Esses protocolos têm sido extensivamente aplicados para estudar alterações no lipidome tecidual e/ou transcriptome na fase aguda da epilepsia no modelo de camundongo induzido por ácido kainico (KA) de epilepsia2,7, um modelo amplamente utilizado em estudos pré-clínicos devido à semelhança com a epilepsia do lobo temporal humano (TLE)8,9,10,11. Utilizando esses protocolos, o potencial terapêutico de drogas como Palmitoylethanolamide (PEA)12,13 foi avaliado no mesmo modelo de camundongos de epilepsia. O estudo identificou alterações lipídicas e mRNA em alta e baixa resolução espacial no cérebro e na periferia, no ponto de tempo de intensidades máximas agudas de convulsão aguda (em 60 min de indução pós-doutorado), e sobre o tratamento subcrônico e agudo com PEA em quatro pontos de tempo diferentes (20, 60, 120 e 180 min) pós-indução de convulsão ka, uma janela de tempo cobrindo a fase aguda de epilepsia. Foram coletados em cada momento os camundongos injetados por KA, camundongos tratados com PEA, agudos e subchamados, bem como camundongos de controle de veículos e veículos pea, coletados em cada ponto12,13, e investigados com essa análise molecular.
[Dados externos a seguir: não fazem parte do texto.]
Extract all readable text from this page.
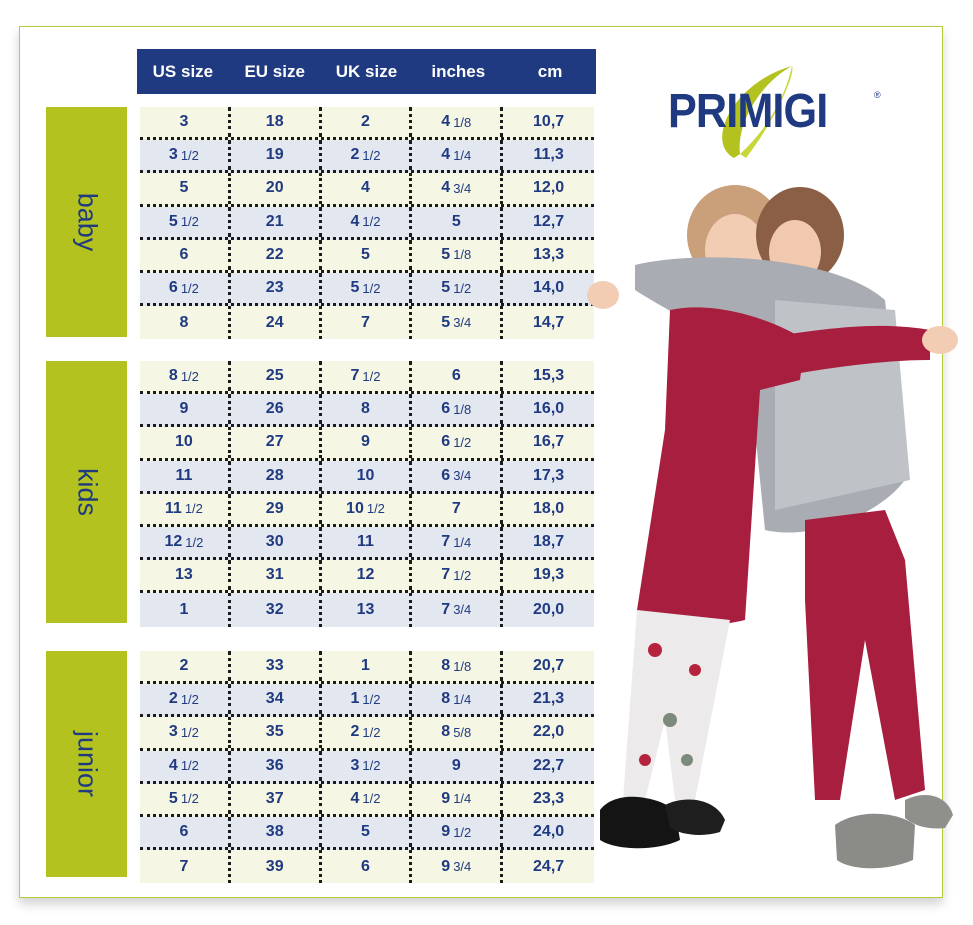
US size	EU size	UK size	inches	cm
baby
kids
junior
3	18	2	4 1/8	10,7
3 1/2	19	2 1/2	4 1/4	11,3
5	20	4	4 3/4	12,0
5 1/2	21	4 1/2	5	12,7
6	22	5	5 1/8	13,3
6 1/2	23	5 1/2	5 1/2	14,0
8	24	7	5 3/4	14,7
8 1/2	25	7 1/2	6	15,3
9	26	8	6 1/8	16,0
10	27	9	6 1/2	16,7
11	28	10	6 3/4	17,3
11 1/2	29	10 1/2	7	18,0
12 1/2	30	11	7 1/4	18,7
13	31	12	7 1/2	19,3
1	32	13	7 3/4	20,0
2	33	1	8 1/8	20,7
2 1/2	34	1 1/2	8 1/4	21,3
3 1/2	35	2 1/2	8 5/8	22,0
4 1/2	36	3 1/2	9	22,7
5 1/2	37	4 1/2	9 1/4	23,3
6	38	5	9 1/2	24,0
7	39	6	9 3/4	24,7
PRIMIGI	®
Os dados moleculares foram correlacionados com fenótipos comportamentais obtidos pela pontuação de convulsões, bem como com dados derivados da imunohistoquímica em processos neurodegenerative, a fim de desvendar a progressão da fase aguda de epilepsia e o potencial do PEA para aliviá-lo.

Protocol

Todos os procedimentos experimentais aqui descritos estão de acordo com a Diretiva do Conselho da Comunidade Europeia de 22 de Setembro de 2010 (2010/63EU) e foram aprovados pelo comitê local de animais da Renânia-Palatinado do estado da Alemanha (referência de arquivo: 23 177-07/G16-1-075). 1. Modelo animal de epilepsia induzida por KA aguda e profilaticamente tratada Realizar indução de convulsão, tratamento e pontuação comportamental. Camundongos separados (n mín…

Representative Results

O conjunto de protocolos descritos pode ser combinado em diferentes níveis de forma específica do objetivo, como escolha de modelo animal, rota de amostragem, método de extração e perfil (Figura 1). A fim de determinar mudanças lipídicas no cérebro e na periferia ao longo de um curso de tempo de um estado de convulsão epiléptica aguda e para desvendar o potencial efeito antiepiléptico13 d…

Discussion

A metodologia neurolipidômica e transcriômica descrita aqui é uma média viável para investigar qualquer doença ou desenvolvimento saudável em alta e baixa resolução espacial no cérebro e órgãos periféricos. Devido aos procedimentos otimizados de amostragem e manuseio de plasma, a análise lipidômica plasmática também pode ser realizada a partir dos mesmos animais sacrificados por lipidemia tecidual e transcrição, melhorando assim a confiabilidade dos correlatos moleculares do sangue tecidual e da descob…

Declarações

The authors have nothing to disclose.

Acknowledgements

Dedicamos este artigo à Dra. Durante a finalização deste manuscrito, a Dra. Ela é a personificação da paixão pela ciência e do engajamento altruísta no trabalho em equipe para cumprir um propósito significativo de pesquisa. Ela sempre sonhou em contribuir significativamente para o maior bem-estar dos humanos. Sua natureza de bom coração nunca foi comprometida pelas estradas extenuantes da ciência e da vida. Ela permanecerá inestimável, e para sempre, em nossos corações.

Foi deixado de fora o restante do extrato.